Omaha students say they're no longer being silent
"I've been told that the youth is our future, but if we continue to educate them in the same manner our future is no brighter today," an OPS student said.
"I think people are listening," Central High School Graduate Simret Habte said. "I think the louder we are, the harder we are to ignore and people learning and the important thing is people are looking to educate themselves and that's what we're looking to do here, educate people."
Students made their voices heard at a rally calling for social justice, racial equity and reform within the Omaha Public School District.
"We decided that we wanted to have a movement to create an organization that covered a bunch of demands that we felt need to be accomplished for all of the students in the district to have a better learning environment overall," Central High School Graduate Lauren Anderson said.
There are 5 demands.
First, student want the district to end its contract with police departments that provide school resource officers.
"We don't want security out of schools I feel like people get stuck on that point," Anderson said. "We still want unarmed security guards there, we just want armed school resource officers removed and that's because those unarmed security guards are often the ones that foster positive relationships with students as school resource officers are actually intended to do."

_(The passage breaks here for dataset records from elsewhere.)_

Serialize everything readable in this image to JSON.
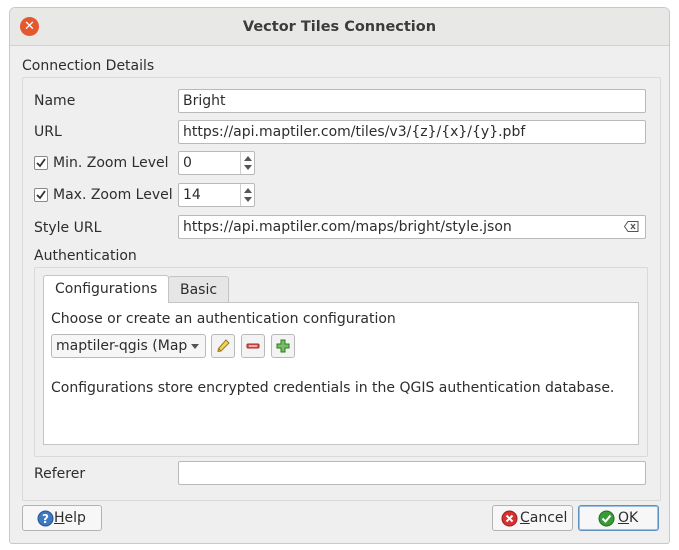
{
  "window": {
    "title": "Vector Tiles Connection"
  },
  "connection": {
    "group_title": "Connection Details",
    "name_label": "Name",
    "name_value": "Bright",
    "url_label": "URL",
    "url_value": "https://api.maptiler.com/tiles/v3/{z}/{x}/{y}.pbf",
    "min_zoom_label": "Min. Zoom Level",
    "min_zoom_checked": true,
    "min_zoom_value": "0",
    "max_zoom_label": "Max. Zoom Level",
    "max_zoom_checked": true,
    "max_zoom_value": "14",
    "style_url_label": "Style URL",
    "style_url_value": "https://api.maptiler.com/maps/bright/style.json",
    "referer_label": "Referer",
    "referer_value": ""
  },
  "auth": {
    "label": "Authentication",
    "tabs": [
      {
        "label": "Configurations",
        "active": true
      },
      {
        "label": "Basic",
        "active": false
      }
    ],
    "choose_label": "Choose or create an authentication configuration",
    "selected_config": "maptiler-qgis (Map",
    "info_text": "Configurations store encrypted credentials in the QGIS authentication database."
  },
  "buttons": {
    "help": "Help",
    "help_mnemonic": "H",
    "help_rest": "elp",
    "cancel_mnemonic": "C",
    "cancel_rest": "ancel",
    "ok_mnemonic": "O",
    "ok_rest": "K"
  },
  "icons": {
    "close": "close-icon",
    "help": "help-icon",
    "cancel": "cancel-icon",
    "ok": "ok-icon",
    "edit": "pencil-icon",
    "remove": "remove-icon",
    "add": "add-icon",
    "clear": "clear-text-icon"
  },
  "colors": {
    "close_button": "#e5582e",
    "cancel_icon": "#d93030",
    "ok_icon": "#3a9a3a",
    "help_icon": "#3d78c2"
  }
}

The students also want schools to focus on prevention, rather than reaction.
They'd also like to see more diverse honors and AP classes.

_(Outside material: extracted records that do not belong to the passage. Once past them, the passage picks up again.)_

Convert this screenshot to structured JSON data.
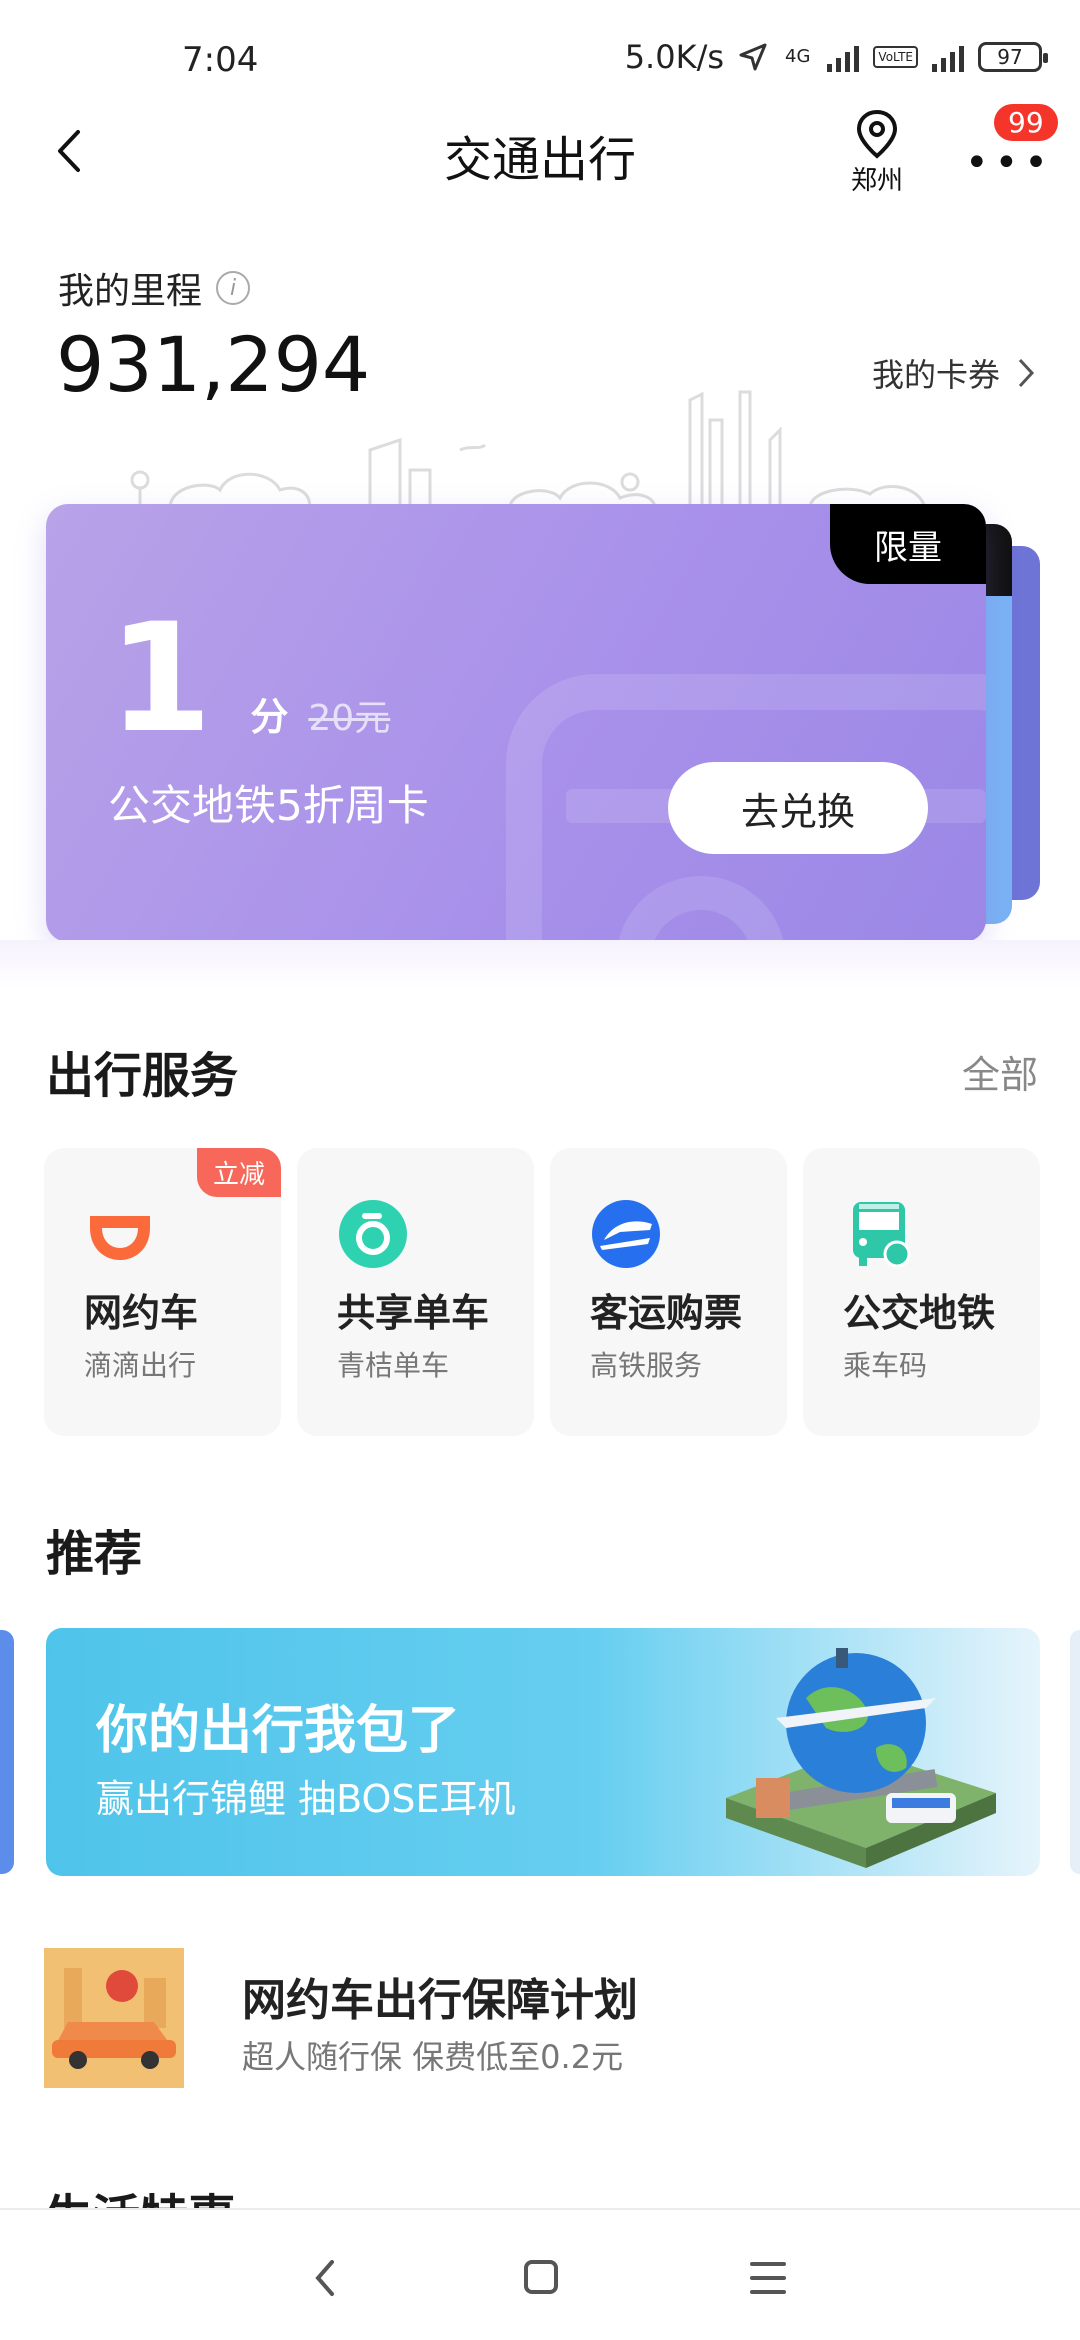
{
  "status_bar": {
    "time": "7:04",
    "speed": "5.0K/s",
    "net1": "4G",
    "volte": "VoLTE",
    "battery": "97"
  },
  "nav": {
    "title": "交通出行",
    "location": "郑州",
    "badge": "99"
  },
  "mileage": {
    "label": "我的里程",
    "value": "931,294",
    "cards_link": "我的卡券"
  },
  "promo": {
    "tag": "限量",
    "price": "1",
    "unit": "分",
    "original_price": "20元",
    "description": "公交地铁5折周卡",
    "button": "去兑换",
    "accent_color": "#a891ea"
  },
  "services": {
    "title": "出行服务",
    "more": "全部",
    "items": [
      {
        "title": "网约车",
        "subtitle": "滴滴出行",
        "tag": "立减",
        "icon": "didi-icon",
        "color": "#fb6a3a"
      },
      {
        "title": "共享单车",
        "subtitle": "青桔单车",
        "icon": "bike-icon",
        "color": "#2ed1b0"
      },
      {
        "title": "客运购票",
        "subtitle": "高铁服务",
        "icon": "train-icon",
        "color": "#2670ef"
      },
      {
        "title": "公交地铁",
        "subtitle": "乘车码",
        "icon": "bus-icon",
        "color": "#2ec8a8"
      }
    ]
  },
  "recommend": {
    "title": "推荐",
    "banner_title": "你的出行我包了",
    "banner_subtitle": "赢出行锦鲤 抽BOSE耳机"
  },
  "guarantee": {
    "title": "网约车出行保障计划",
    "subtitle": "超人随行保 保费低至0.2元"
  },
  "life": {
    "title": "生活特惠"
  }
}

"A lot of times teachers and staff members will only value the athletic part that you do as opposed to valuing the type of person you are, and the brain you have and forgetting to highlight those important parts of yourself," South High School Graduate Jadriane Saunders.

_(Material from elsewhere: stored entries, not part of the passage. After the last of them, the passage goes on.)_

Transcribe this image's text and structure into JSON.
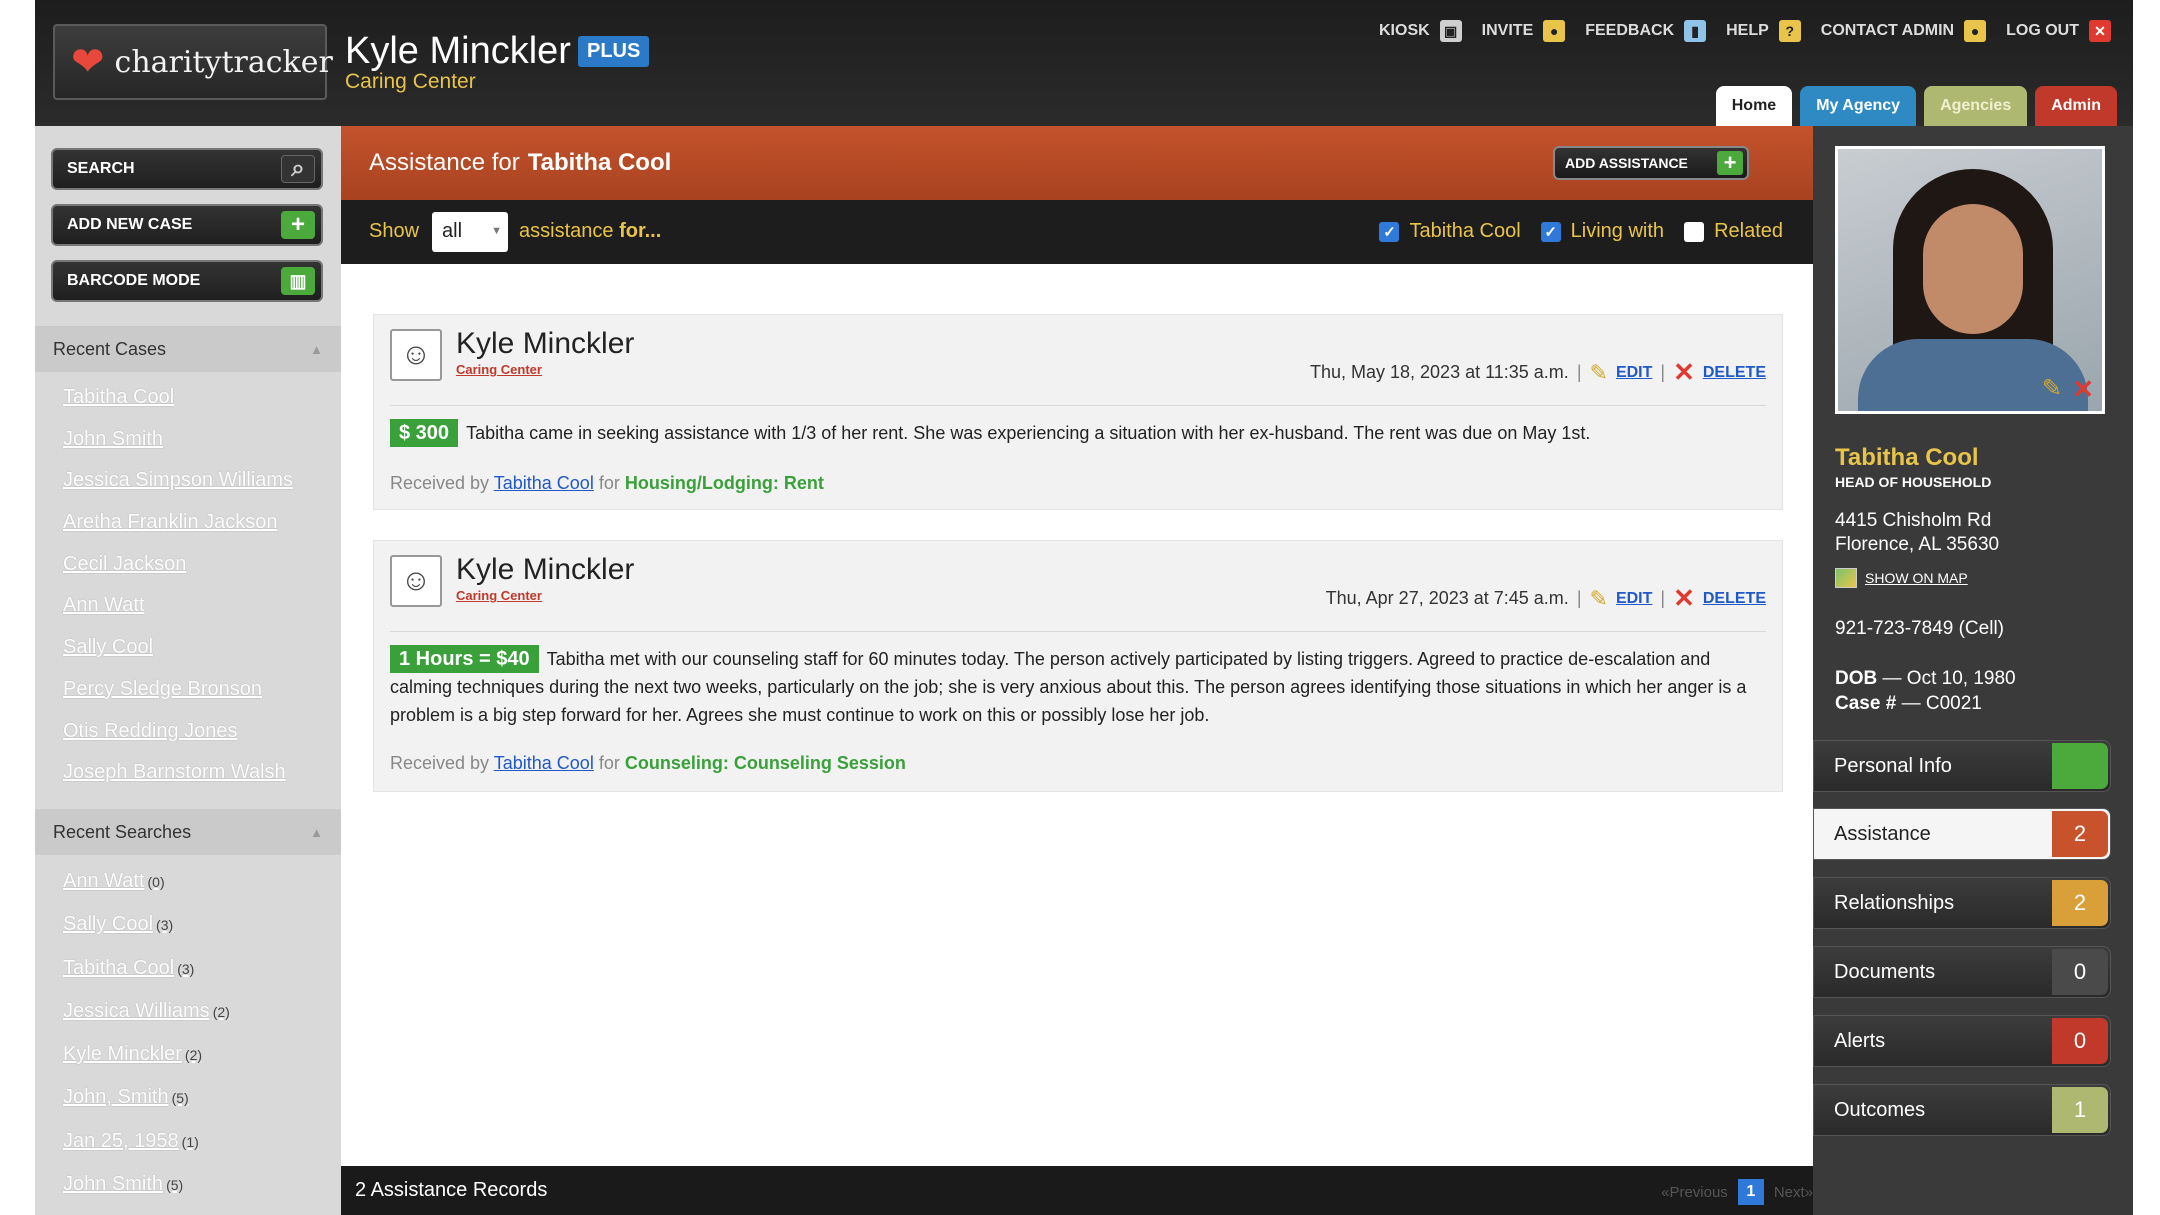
{
  "brand": {
    "logo_text": "charitytracker"
  },
  "header": {
    "user_name": "Kyle Minckler",
    "plan_badge": "PLUS",
    "center_name": "Caring Center",
    "top_links": [
      {
        "label": "KIOSK",
        "icon": "kiosk-icon"
      },
      {
        "label": "INVITE",
        "icon": "person-icon"
      },
      {
        "label": "FEEDBACK",
        "icon": "feedback-icon"
      },
      {
        "label": "HELP",
        "icon": "help-icon"
      },
      {
        "label": "CONTACT ADMIN",
        "icon": "person-icon"
      },
      {
        "label": "LOG OUT",
        "icon": "close-icon"
      }
    ],
    "tabs": [
      {
        "label": "Home",
        "active": true
      },
      {
        "label": "My Agency"
      },
      {
        "label": "Agencies"
      },
      {
        "label": "Admin"
      }
    ]
  },
  "sidebar": {
    "buttons": {
      "search": "SEARCH",
      "add_case": "ADD NEW CASE",
      "barcode": "BARCODE MODE"
    },
    "recent_cases_title": "Recent Cases",
    "recent_cases": [
      "Tabitha Cool",
      "John Smith",
      "Jessica Simpson Williams",
      "Aretha Franklin Jackson",
      "Cecil Jackson",
      "Ann Watt",
      "Sally Cool",
      "Percy Sledge Bronson",
      "Otis Redding Jones",
      "Joseph Barnstorm Walsh"
    ],
    "recent_searches_title": "Recent Searches",
    "recent_searches": [
      {
        "term": "Ann Watt",
        "count": "(0)"
      },
      {
        "term": "Sally Cool",
        "count": "(3)"
      },
      {
        "term": "Tabitha Cool",
        "count": "(3)"
      },
      {
        "term": "Jessica Williams",
        "count": "(2)"
      },
      {
        "term": "Kyle Minckler",
        "count": "(2)"
      },
      {
        "term": "John, Smith",
        "count": "(5)"
      },
      {
        "term": "Jan 25, 1958",
        "count": "(1)"
      },
      {
        "term": "John Smith",
        "count": "(5)"
      }
    ]
  },
  "main": {
    "title_prefix": "Assistance for",
    "title_name": "Tabitha Cool",
    "add_button": "ADD ASSISTANCE",
    "filter": {
      "show_label": "Show",
      "show_value": "all",
      "for_text": "assistance",
      "for_bold": "for...",
      "checks": [
        {
          "label": "Tabitha Cool",
          "checked": true
        },
        {
          "label": "Living with",
          "checked": true
        },
        {
          "label": "Related",
          "checked": false
        }
      ]
    },
    "records": [
      {
        "author": "Kyle Minckler",
        "center": "Caring Center",
        "date": "Thu, May 18, 2023 at 11:35 a.m.",
        "edit": "EDIT",
        "delete": "DELETE",
        "amount": "$ 300",
        "text": "Tabitha came in seeking assistance with 1/3 of her rent. She was experiencing a situation with her ex-husband. The rent was due on May 1st.",
        "received_prefix": "Received by",
        "received_name": "Tabitha Cool",
        "received_for": "for",
        "category": "Housing/Lodging: Rent"
      },
      {
        "author": "Kyle Minckler",
        "center": "Caring Center",
        "date": "Thu, Apr 27, 2023 at 7:45 a.m.",
        "edit": "EDIT",
        "delete": "DELETE",
        "amount": "1 Hours = $40",
        "text": "Tabitha met with our counseling staff for 60 minutes today. The person actively participated by listing triggers. Agreed to practice de-escalation and calming techniques during the next two weeks, particularly on the job; she is very anxious about this. The person agrees identifying those situations in which her anger is a problem is a big step forward for her. Agrees she must continue to work on this or possibly lose her job.",
        "received_prefix": "Received by",
        "received_name": "Tabitha Cool",
        "received_for": "for",
        "category": "Counseling: Counseling Session"
      }
    ],
    "footer_count": "2 Assistance Records",
    "pager": {
      "prev": "«Previous",
      "page": "1",
      "next": "Next»"
    }
  },
  "client": {
    "name": "Tabitha Cool",
    "role": "HEAD OF HOUSEHOLD",
    "address1": "4415 Chisholm Rd",
    "address2": "Florence, AL  35630",
    "map_link": "SHOW ON MAP",
    "phone": "921-723-7849 (Cell)",
    "dob_label": "DOB",
    "dob": "— Oct 10, 1980",
    "case_label": "Case #",
    "case": "— C0021",
    "nav": [
      {
        "label": "Personal Info",
        "count": "",
        "color": "#4caa3c"
      },
      {
        "label": "Assistance",
        "count": "2",
        "color": "#c8522c"
      },
      {
        "label": "Relationships",
        "count": "2",
        "color": "#d9a03a"
      },
      {
        "label": "Documents",
        "count": "0",
        "color": "#4a4a4a"
      },
      {
        "label": "Alerts",
        "count": "0",
        "color": "#c0392b"
      },
      {
        "label": "Outcomes",
        "count": "1",
        "color": "#aeb870"
      }
    ]
  },
  "colors": {
    "accent_orange": "#b84a26",
    "accent_yellow": "#e9c44a",
    "link_blue": "#1f58c8",
    "green": "#3aa03a"
  }
}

The students also want more mental health resources, as well as a greater emphasis on Black History in the curriculum, including Omaha's Black history.
"The important thing about this is that Black Lives Matter is not political," Anderson said. "To us it's about human rights."
Allison Kinney-Walker, a mother four, says she's proud of the students and says it's important to teach her own children about racism from a young age.
"The more I can do to help them hear different messages is important and they do pick up on things both the positive and the negative," Kinney-Walker said. "So I want to start having those conversations early so that we can have a positive influence in a society that we know is still very racist and unjust."
The students leading Saturday's rally also said they've met with OPS superintendent Dr. Sheryl Logan and she's listening.
They encouraged everyone to speak up at the next OPS board meeting, Monday night.